Parents and Grandparents, this is so important!  Find a good camp and get those kids’ bags packed.  Maybe you all go to camp as a family, or maybe you send them with their siblings and peers.

There are several things to consider when looking into where to send them for Bible camp: What kind of activities are available?  Do they have a nurse on duty?  Can I make cabin-mate requests?  What time do they have to go to bed?  These are worthwhile questions, but here are the two most important things to ask about:

  1. Bible – There are plenty of camps that have the word “Bible” in their name, but take the time to read the statement of faith, do a phone interview with the key program staff, and even visit the camp if you can.  Make sure their teaching is consistent with your beliefs.  Our vision is to see campers experience God in such a powerful way that they become disciple-makers.  Our tagline is “a fun place to get serious.”  Where you spend eternity is the most serious question to answer.
  2. Safety – There can be a lot of things in this category, but the most important is having a trustworthy staff.  Most camps hire college-age seasonal staff to provide the front line ministry to the campers.  Ask questions about the recruiting, hiring, training, and supervision of the staff.  Before we hire a cabin counselor, we require a formal application, interview, references, background check, completion of online courses, and two weeks of onsite training.  Make sure the camp is rigorous in its hiring process and has written guidelines that the staff is required to follow.

Christian Camp and Conference Association ( is a great place to look for camps.  They have 872 camps and provide a tool on their website to help you find a camp in your area that matches your criteria.  You can also read more about the power of camp and how it can impact kids today.  While there are many great camps that are not members of CCCA, this is a good place to start.

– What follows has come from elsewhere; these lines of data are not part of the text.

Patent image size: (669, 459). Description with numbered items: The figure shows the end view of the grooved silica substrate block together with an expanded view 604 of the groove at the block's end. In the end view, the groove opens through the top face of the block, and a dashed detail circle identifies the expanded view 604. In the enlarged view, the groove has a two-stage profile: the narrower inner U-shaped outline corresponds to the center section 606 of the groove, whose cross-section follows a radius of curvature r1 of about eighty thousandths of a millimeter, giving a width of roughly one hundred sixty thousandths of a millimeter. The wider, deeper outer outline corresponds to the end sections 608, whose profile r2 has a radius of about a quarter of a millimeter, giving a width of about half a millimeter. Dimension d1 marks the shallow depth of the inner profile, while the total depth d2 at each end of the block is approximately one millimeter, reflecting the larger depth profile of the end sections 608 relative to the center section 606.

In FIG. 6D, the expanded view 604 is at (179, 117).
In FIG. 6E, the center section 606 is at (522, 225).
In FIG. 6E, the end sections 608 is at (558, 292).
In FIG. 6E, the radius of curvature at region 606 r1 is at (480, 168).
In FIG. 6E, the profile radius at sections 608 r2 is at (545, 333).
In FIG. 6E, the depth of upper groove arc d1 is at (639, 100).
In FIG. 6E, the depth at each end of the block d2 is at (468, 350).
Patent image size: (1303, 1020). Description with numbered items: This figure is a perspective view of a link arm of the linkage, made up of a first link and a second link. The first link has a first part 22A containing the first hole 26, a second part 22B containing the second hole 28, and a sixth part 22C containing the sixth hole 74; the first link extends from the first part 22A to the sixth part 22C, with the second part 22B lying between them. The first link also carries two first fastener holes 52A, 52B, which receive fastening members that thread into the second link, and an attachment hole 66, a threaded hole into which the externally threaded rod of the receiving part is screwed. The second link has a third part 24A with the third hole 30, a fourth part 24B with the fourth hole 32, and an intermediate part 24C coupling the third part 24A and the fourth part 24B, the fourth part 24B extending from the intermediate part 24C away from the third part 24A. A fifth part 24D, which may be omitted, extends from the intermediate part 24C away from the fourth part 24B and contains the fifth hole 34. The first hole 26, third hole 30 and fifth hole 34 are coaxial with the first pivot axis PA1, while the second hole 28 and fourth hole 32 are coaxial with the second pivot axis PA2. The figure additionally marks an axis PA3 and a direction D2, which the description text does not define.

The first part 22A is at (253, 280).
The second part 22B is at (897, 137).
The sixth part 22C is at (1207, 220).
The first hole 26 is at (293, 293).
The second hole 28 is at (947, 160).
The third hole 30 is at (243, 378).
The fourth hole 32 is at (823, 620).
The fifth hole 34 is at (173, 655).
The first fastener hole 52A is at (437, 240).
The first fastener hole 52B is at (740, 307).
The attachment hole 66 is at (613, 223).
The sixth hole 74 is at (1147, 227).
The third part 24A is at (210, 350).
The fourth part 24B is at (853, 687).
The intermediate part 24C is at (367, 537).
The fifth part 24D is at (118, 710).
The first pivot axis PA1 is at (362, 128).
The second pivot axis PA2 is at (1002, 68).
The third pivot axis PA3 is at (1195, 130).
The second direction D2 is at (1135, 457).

Some Bible camps also allow families to accompany their children with family camp.  Imagine a vacation with a purpose!  As a family, you can experience solid Bible teaching, enthusiastic worship, roasting marshmallows, and looking at the stars together.  What a great investment of your time and money!  The only downside to overnight youth camp is that when they come home, nobody is as pumped up about Jesus as they are.  Family camp provides a shared experience, so everyone can feel a renewed sense of purpose.

Several years ago we started offering Camp with Grandparents, and it has been one of the most amazing experiences.  At the camp, a grandparent grabbed my face in his hands and said, “This has been the best three days of my life!”  Another grandparent talked about “truly connecting” and making unforgettable memories with her grandchildren.  Many mentioned memorizing Bible verses together and watching their grandchildren sing as highlights.

Whether you are thinking about sending kids to Bible camp or coming with them, just do it!  This is a wonderful life experience you won’t regret.

Scott Larsen is the Executive Director at Twin Lakes Bible Camp in northwest Iowa. (Contact Scott)  To find more information about the camp, or specifically grandparents camp, visit their website.  Jane Larsen (Scott’s wife) serves with Legacy Coalition as the Director of Connections. (Contact Jane)

1 thought on “Is Bible Camp Still a Good Idea?”

  1. Sylvia Shroades

    My grandchildren are 28, 27, 20, all young men, none married and 17 year old granddaughter. The two oldest live over 900 miles away and we seldom all get together. Do you have any suggestions for some kind of camp or a day outing for this age group.? My grandsons do not attend church. My granddaughter is active in her church. I thought about going to a nearby lake in the mountains and renting a boat for a couple hours and having a picnic on the shore. I’m not good at articulating my thoughts and know I would not be able to talk to them about their need for God. I need helpful suggestions.